Child Abuse Prevention Month in Burnet County

The Burnet County Commissioners Court and child advocates dressed in blue for a reading of the county's proclamation April 12 recognizing Child Abuse Prevention Month. Photo by Dakota Morrissiey

April is National Child Abuse Prevention Month, and the Burnet County Commissioners Court on Tuesday, April 12, acknowledged it with a proclamation amid a sea of blue, the color representing efforts against child abuse and neglect.

A coalition of organizations raising awareness of the plight of neglected and abused children in Burnet County attended the Commissioners Court’s regular meeting at the courthouse in Burnet for the official reading and signing of the proclamation. 

“(Child abuse is) not gonna go away, unfortunately,” said Caroline Ragsdill, director of the Burnet County Child Welfare Board. “We hope we can make a dent, we hope we can bring awareness, put up signs around town, wear blue ribbons and give them to the churches, all in an effort to make people aware that it is right here in Burnet County.”

The initiative is spearheaded by the welfare board, the Hill Country Children’s Advocacy Center, and CASA for the Highland Lakes Area

County Judge James Oakley summed it all up with a quote from his late father, Roy Oakley: “Spilled milk is one thing, but when it comes to abuse and neglect, it’s never the children’s fault.”



A $58,882 grant was accepted to purchase 42 body cameras for Burnet County law enforcement. The county will match the grant with $19,627 for a total cost of $78,510 for the cameras.


The Commissioners Court approved the continued use of a grant from the Texas Indigent Defense Commission. The commission provides funding and support to the state’s 254 counties, ensuring that indigent residents receive adequate counsel and legal support when the need arises. 

The grant will go toward hiring a TIDC coordinator in Burnet County.


The court also voted to increase the annual uniform budget for road and bridge workers to $200 from $150 a year. Precinct 2 Commissioner Damon Beierle explained that a rise in costs had reduced the number of pairs of blue jeans a worker could purchase from five to two. 


The court accepted a bid for paving oil from Ergon Asphalt & Emulsions. This was the only valid bid the county received, and it came in 48.6 percent higher than in 2021.  

Precinct 4 Commissioner Joe Don Dockery predicted fuel prices will soon return to reasonable rates, and he assured County Judge James Oakley and fellow commissioners the cost to the county will drop along with them. If he’s wrong and they do go up, the price will be locked in and cannot increase, he said. 

Burnet County is not alone in suffering from the effects of rising oil costs.
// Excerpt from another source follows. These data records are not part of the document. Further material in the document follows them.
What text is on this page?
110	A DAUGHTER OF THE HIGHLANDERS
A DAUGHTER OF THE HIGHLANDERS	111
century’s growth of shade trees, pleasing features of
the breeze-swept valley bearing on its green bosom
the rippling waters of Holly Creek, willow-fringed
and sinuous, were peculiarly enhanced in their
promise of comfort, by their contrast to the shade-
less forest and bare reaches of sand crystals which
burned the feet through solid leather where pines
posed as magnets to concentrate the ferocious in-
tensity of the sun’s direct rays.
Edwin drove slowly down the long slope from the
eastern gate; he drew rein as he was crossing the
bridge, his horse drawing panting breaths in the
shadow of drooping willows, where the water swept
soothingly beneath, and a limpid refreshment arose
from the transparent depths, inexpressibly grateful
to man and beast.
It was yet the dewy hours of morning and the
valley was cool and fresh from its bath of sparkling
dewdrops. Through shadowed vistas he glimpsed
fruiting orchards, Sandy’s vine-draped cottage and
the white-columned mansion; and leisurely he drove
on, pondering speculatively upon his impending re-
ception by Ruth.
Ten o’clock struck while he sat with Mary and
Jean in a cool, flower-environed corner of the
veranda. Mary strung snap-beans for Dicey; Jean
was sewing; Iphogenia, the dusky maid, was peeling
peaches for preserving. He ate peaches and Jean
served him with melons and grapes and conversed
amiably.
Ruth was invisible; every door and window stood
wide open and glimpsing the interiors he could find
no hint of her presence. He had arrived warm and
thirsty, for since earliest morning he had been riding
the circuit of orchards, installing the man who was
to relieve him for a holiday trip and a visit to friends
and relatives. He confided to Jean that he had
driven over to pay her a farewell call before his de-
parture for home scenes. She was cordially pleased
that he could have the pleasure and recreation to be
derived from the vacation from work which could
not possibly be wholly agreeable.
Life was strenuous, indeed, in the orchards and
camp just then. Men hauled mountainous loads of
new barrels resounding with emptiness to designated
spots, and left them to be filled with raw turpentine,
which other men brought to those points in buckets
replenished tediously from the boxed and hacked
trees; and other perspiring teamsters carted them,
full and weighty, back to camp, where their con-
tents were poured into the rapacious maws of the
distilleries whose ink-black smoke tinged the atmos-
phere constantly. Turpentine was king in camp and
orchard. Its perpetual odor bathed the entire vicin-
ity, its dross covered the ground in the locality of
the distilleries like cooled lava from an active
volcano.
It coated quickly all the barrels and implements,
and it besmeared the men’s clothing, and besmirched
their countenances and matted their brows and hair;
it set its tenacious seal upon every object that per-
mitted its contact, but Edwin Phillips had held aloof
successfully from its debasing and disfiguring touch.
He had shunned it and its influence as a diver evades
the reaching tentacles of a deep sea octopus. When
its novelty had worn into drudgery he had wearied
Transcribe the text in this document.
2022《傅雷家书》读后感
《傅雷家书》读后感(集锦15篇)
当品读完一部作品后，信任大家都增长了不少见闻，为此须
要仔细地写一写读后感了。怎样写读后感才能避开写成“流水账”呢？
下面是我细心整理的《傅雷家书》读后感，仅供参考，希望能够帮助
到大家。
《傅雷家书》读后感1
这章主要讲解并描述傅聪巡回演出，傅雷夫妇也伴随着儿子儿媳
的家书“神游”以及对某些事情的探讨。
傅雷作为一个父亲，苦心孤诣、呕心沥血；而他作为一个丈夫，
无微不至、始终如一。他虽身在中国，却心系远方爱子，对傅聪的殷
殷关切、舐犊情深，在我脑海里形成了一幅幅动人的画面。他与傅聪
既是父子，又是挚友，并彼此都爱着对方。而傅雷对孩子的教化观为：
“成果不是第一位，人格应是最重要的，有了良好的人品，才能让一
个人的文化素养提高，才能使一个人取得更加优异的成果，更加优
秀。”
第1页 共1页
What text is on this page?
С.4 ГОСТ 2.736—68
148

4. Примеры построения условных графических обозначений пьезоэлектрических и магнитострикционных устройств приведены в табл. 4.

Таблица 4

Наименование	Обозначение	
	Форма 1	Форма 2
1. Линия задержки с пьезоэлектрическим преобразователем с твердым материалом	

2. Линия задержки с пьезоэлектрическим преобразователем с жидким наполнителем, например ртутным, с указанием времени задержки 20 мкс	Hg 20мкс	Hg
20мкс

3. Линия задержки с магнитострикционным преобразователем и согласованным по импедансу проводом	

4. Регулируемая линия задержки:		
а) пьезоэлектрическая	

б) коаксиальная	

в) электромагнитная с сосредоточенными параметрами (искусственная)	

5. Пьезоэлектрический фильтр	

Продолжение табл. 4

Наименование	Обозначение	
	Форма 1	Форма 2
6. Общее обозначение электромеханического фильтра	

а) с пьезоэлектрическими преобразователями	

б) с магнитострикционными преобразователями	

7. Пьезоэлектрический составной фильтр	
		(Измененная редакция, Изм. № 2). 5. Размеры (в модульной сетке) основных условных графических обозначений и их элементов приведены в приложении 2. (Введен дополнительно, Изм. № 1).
The average crude oil spot price was $32.20 a barrel in March 2021. It reached $112.40 a barrel in March 2022.


Two applications for Burnet County tourism sponsorships were approved. LakeFest in Marble Falls will receive $500, and the Bertram Art, Herb, and Wine Festival will get $1,000. A sponsorship is awarded to applicants who can show an ability to promote business and tourism in the county. To learn more about requirements, visit the Burnet County tourism webpage. 


Lucretia Lehrmann was appointed to the Burnet County Child Welfare Board. The board is composed of appointed volunteers who work to support Child Protective Services in the area by providing beds and bedding, graduation expenses, scholarships, and fees for driver’s education, camps, and band, among other expenses.


About 8,000 acres of land in the county are in conceptual development, reported Herb Darling, director of Burnet County Development Services. His departmental report reflected what he called unprecedented numbers of building permits. Twenty-three new wells are being drilled in The Ranches at Blackbuck Ridge development, and the department set a new record for septic construction, handing out 70 permits in March. 

Darling asked for patience as his department handles the enormous workload.

“It is just an extremely busy time of the year,” he said. 

Burnet County is currently in talks with Llano County to hand over the Horseshoe Bay record system, which would significantly ease the burden. 

Oakley also recognized Darling for his 25 years of service to Burnet County. His anniversary is April 16.

“Looking forward to the next 25,” Darling joked.